Are Google's archives a copyright violation

The search engine Google archives virtually all of the Web pages it indexes, meaning that even if the Web page is taken down by its owner, a cached copy of the Web page (a “snapshot”, as they put it) will remain available to the public on Google’s servers.

How is this not a violation of copyright?

Technically, it is. But no copyright holder has taken them to court over it, so they continue to do it. If the copyright holder contacts Google, Google probably just takes it down to avoid the hassles.

http://www.archive.org is in the same boat, and has removed pages when asked.

http://boards.straightdope.com/sdmb/showthread.php?threadid=191895

I visit a web page. The information downloaded goes to my browser’s cache. I can view that page offline later. Am I violating copyright? Of course not, if you put up something for people to download, you can’t complain when they download it.

Likewise, Google could make a case that they are just downloading and caching content like every other visitor. A reasonable position would be that there is an implied consent for a use like Google’s. Especially since I believe a web page owner can prevent Google indexing if they want by using HTML tags.

The big difference is that Google is redistributing their cache while mine sits on my hard drive, accessable only to people who use my computer. Of course my ISP’s router, or my employer’s proxy server, is also “redistributing” the web page is some sense.

And no one is really sure what that means. Wait for more legislation followed by 20 years of case law to sort it all out.

If they were then wouldn’t any archive be a copyright violation? Such a libraries?

A library holds authorized copies of materials.

I can’t let this one go by. Copyright is exactly what it sounds like: the right to copy. It is not a violation of copyright merely to archive materials that one has paid for, which is what libraries do. It would be a violation if a library kept materials that had been copied illegally, but libraries generally don’t do this.

Copyright law is complicated, and depends on precedent as well as on written law. The question of caching has not been tested in court. We can only speculate as to how the courts would rule.

An important difference between a browser cache and the Google cache is that Google makes their cache available to others. It is possible that the courts could rule that local caching is a form of fair use, while making cached copies available to others is not.

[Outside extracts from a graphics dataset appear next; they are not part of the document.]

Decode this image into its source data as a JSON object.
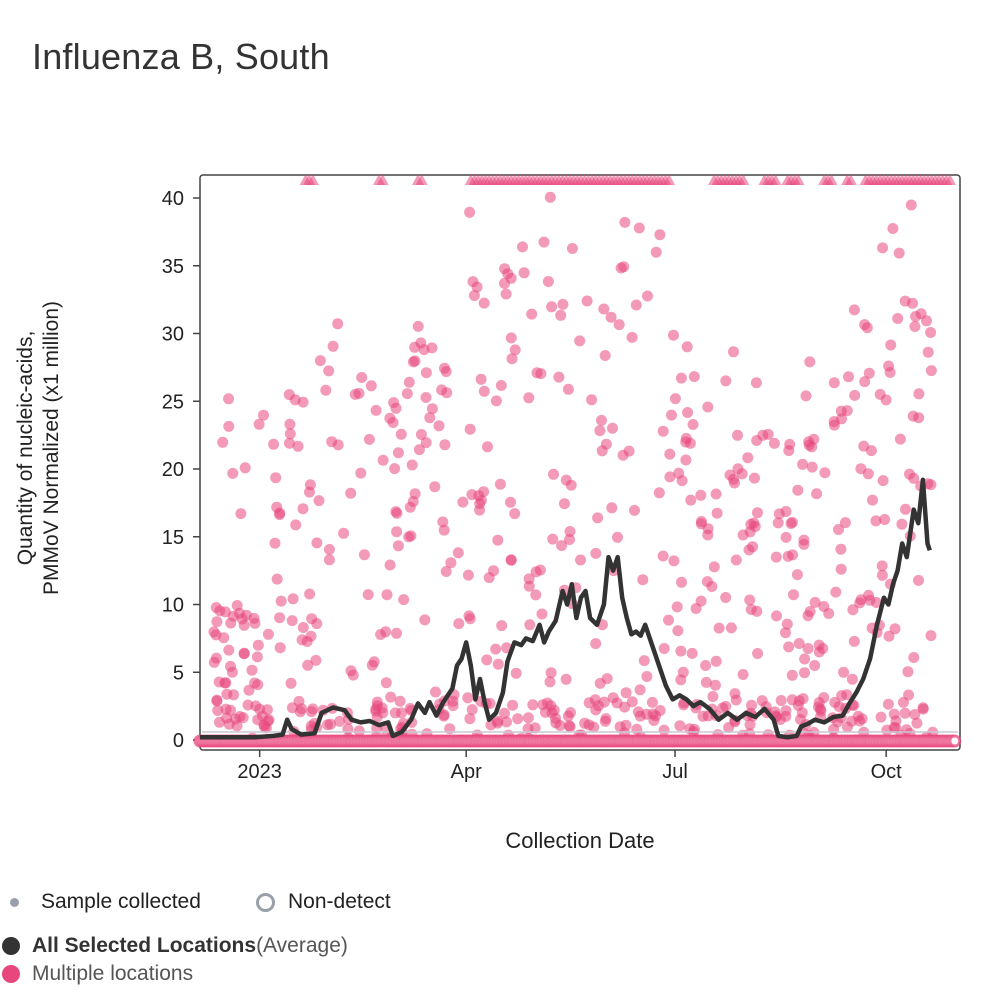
{
  "title": "Influenza B, South",
  "chart_data": {
    "type": "scatter+line",
    "title": "Influenza B, South",
    "xlabel": "Collection Date",
    "ylabel_line1": "Quantity of nucleic-acids,",
    "ylabel_line2": "PMMoV Normalized (x1 million)",
    "ylim": [
      0,
      41.5
    ],
    "yticks": [
      0,
      5,
      10,
      15,
      20,
      25,
      30,
      35,
      40
    ],
    "xrange_days": [
      0,
      329
    ],
    "x_unit": "days since 2022-12-06",
    "xticks": [
      {
        "day": 26,
        "label": "2023"
      },
      {
        "day": 116,
        "label": "Apr"
      },
      {
        "day": 207,
        "label": "Jul"
      },
      {
        "day": 299,
        "label": "Oct"
      }
    ],
    "series": [
      {
        "name": "All Selected Locations (Average)",
        "color": "#333333",
        "points": [
          [
            0,
            0.2
          ],
          [
            8,
            0.2
          ],
          [
            16,
            0.2
          ],
          [
            24,
            0.2
          ],
          [
            32,
            0.3
          ],
          [
            36,
            0.4
          ],
          [
            38,
            1.5
          ],
          [
            40,
            0.8
          ],
          [
            44,
            0.4
          ],
          [
            50,
            0.5
          ],
          [
            53,
            2
          ],
          [
            58,
            2.4
          ],
          [
            63,
            2.2
          ],
          [
            66,
            1.5
          ],
          [
            70,
            1.3
          ],
          [
            74,
            1.4
          ],
          [
            78,
            1.1
          ],
          [
            82,
            1.3
          ],
          [
            84,
            0.3
          ],
          [
            88,
            0.6
          ],
          [
            92,
            1.5
          ],
          [
            95,
            2.7
          ],
          [
            98,
            2
          ],
          [
            100,
            2.8
          ],
          [
            103,
            1.8
          ],
          [
            106,
            2.8
          ],
          [
            110,
            3.8
          ],
          [
            112,
            5.5
          ],
          [
            114,
            6
          ],
          [
            116,
            7.2
          ],
          [
            118,
            5.5
          ],
          [
            120,
            3
          ],
          [
            122,
            4.5
          ],
          [
            124,
            2.8
          ],
          [
            126,
            1.5
          ],
          [
            129,
            2
          ],
          [
            132,
            3.5
          ],
          [
            134,
            5.8
          ],
          [
            137,
            7.2
          ],
          [
            140,
            7
          ],
          [
            142,
            7.5
          ],
          [
            145,
            7.3
          ],
          [
            148,
            8.5
          ],
          [
            150,
            7.2
          ],
          [
            152,
            8
          ],
          [
            155,
            8.8
          ],
          [
            158,
            11
          ],
          [
            160,
            10
          ],
          [
            162,
            11.5
          ],
          [
            164,
            9
          ],
          [
            166,
            10.5
          ],
          [
            168,
            11
          ],
          [
            170,
            9
          ],
          [
            173,
            8.5
          ],
          [
            176,
            10
          ],
          [
            178,
            13.5
          ],
          [
            180,
            12.5
          ],
          [
            182,
            13.5
          ],
          [
            184,
            10.5
          ],
          [
            186,
            9
          ],
          [
            188,
            7.8
          ],
          [
            190,
            8
          ],
          [
            192,
            7.7
          ],
          [
            194,
            8.5
          ],
          [
            196,
            7.5
          ],
          [
            198,
            6.5
          ],
          [
            200,
            5.5
          ],
          [
            203,
            4
          ],
          [
            206,
            3
          ],
          [
            209,
            3.3
          ],
          [
            212,
            3
          ],
          [
            215,
            2.5
          ],
          [
            218,
            2.8
          ],
          [
            222,
            2.3
          ],
          [
            226,
            1.5
          ],
          [
            230,
            2
          ],
          [
            234,
            1.5
          ],
          [
            238,
            2
          ],
          [
            242,
            1.7
          ],
          [
            246,
            2.3
          ],
          [
            250,
            1.5
          ],
          [
            252,
            0.3
          ],
          [
            256,
            0.2
          ],
          [
            260,
            0.3
          ],
          [
            262,
            1
          ],
          [
            265,
            1.2
          ],
          [
            268,
            1.5
          ],
          [
            272,
            1.3
          ],
          [
            276,
            1.7
          ],
          [
            280,
            1.8
          ],
          [
            283,
            2.7
          ],
          [
            286,
            3.5
          ],
          [
            289,
            4.5
          ],
          [
            292,
            6
          ],
          [
            295,
            8.5
          ],
          [
            298,
            10.5
          ],
          [
            300,
            10
          ],
          [
            302,
            11.5
          ],
          [
            304,
            12.5
          ],
          [
            306,
            14.5
          ],
          [
            308,
            13.5
          ],
          [
            311,
            17
          ],
          [
            313,
            16
          ],
          [
            315,
            19.2
          ],
          [
            317,
            14.5
          ],
          [
            318,
            14
          ]
        ]
      },
      {
        "name": "Multiple locations",
        "color": "#e8477e",
        "marker": "circle"
      }
    ],
    "note": "Scatter points for 'Multiple locations' are dense; triangles at top mark values above the axis range; open circles along zero mark non-detects."
  },
  "legend": {
    "sample_collected": "Sample collected",
    "non_detect": "Non-detect",
    "all_selected_bold": "All Selected Locations",
    "all_selected_suffix": " (Average)",
    "multiple_locations": "Multiple locations"
  },
  "colors": {
    "line": "#333333",
    "points": "#e8477e",
    "axis": "#444444",
    "legend_gray": "#9aa0aa"
  }
}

Google’s archive is comprised of authorized copies as well. Google’s spider creates a copy in exactly the same way your browser creates a copy in its cache when you view a page. Putting content on a webserver would seem to be tacit approval for creation of those working copies. If Google’s copies constitute infringement, then so does every hit by a browser and the entire web is just an instrument for infringment (except for those rare sites that post PD content).

As Jeff Lichtman points out, the difference between Google’s archive and your browser cache is that Google is redistributing. This is analogous to a library that makes photocopies of their books so nothing is ever unavailable.

IANAL and I’m not going to speculate on how a court would rule on this, but I wanted to point out that there is nothing illegitimate about Google making a copy in the first place. It’s what they do with it afterward which would bear on whether there is copyright infringement or not.

If you have a TradeMark you have to write a letter to people who are using it without permission to protect your right. But if its stored in millions of computers & you don’t write all those people, doesn’t that mean you no longer have the copyright?

Trademarks and Copyrights are completely different. Trademarks must be defended. Copyrights need not be. That means that every instance of trademark infringment can contribute to a dilution of the mark which might eventually mean the owner of the trademark is unable to protect it because it has entered common use (e.g. the owners of Band-Aid and Xerox constantly battle against their generic use to avoid losing their trademark rights). Copyrights are completely different and infringement has no bearing on continued ownership of the rights.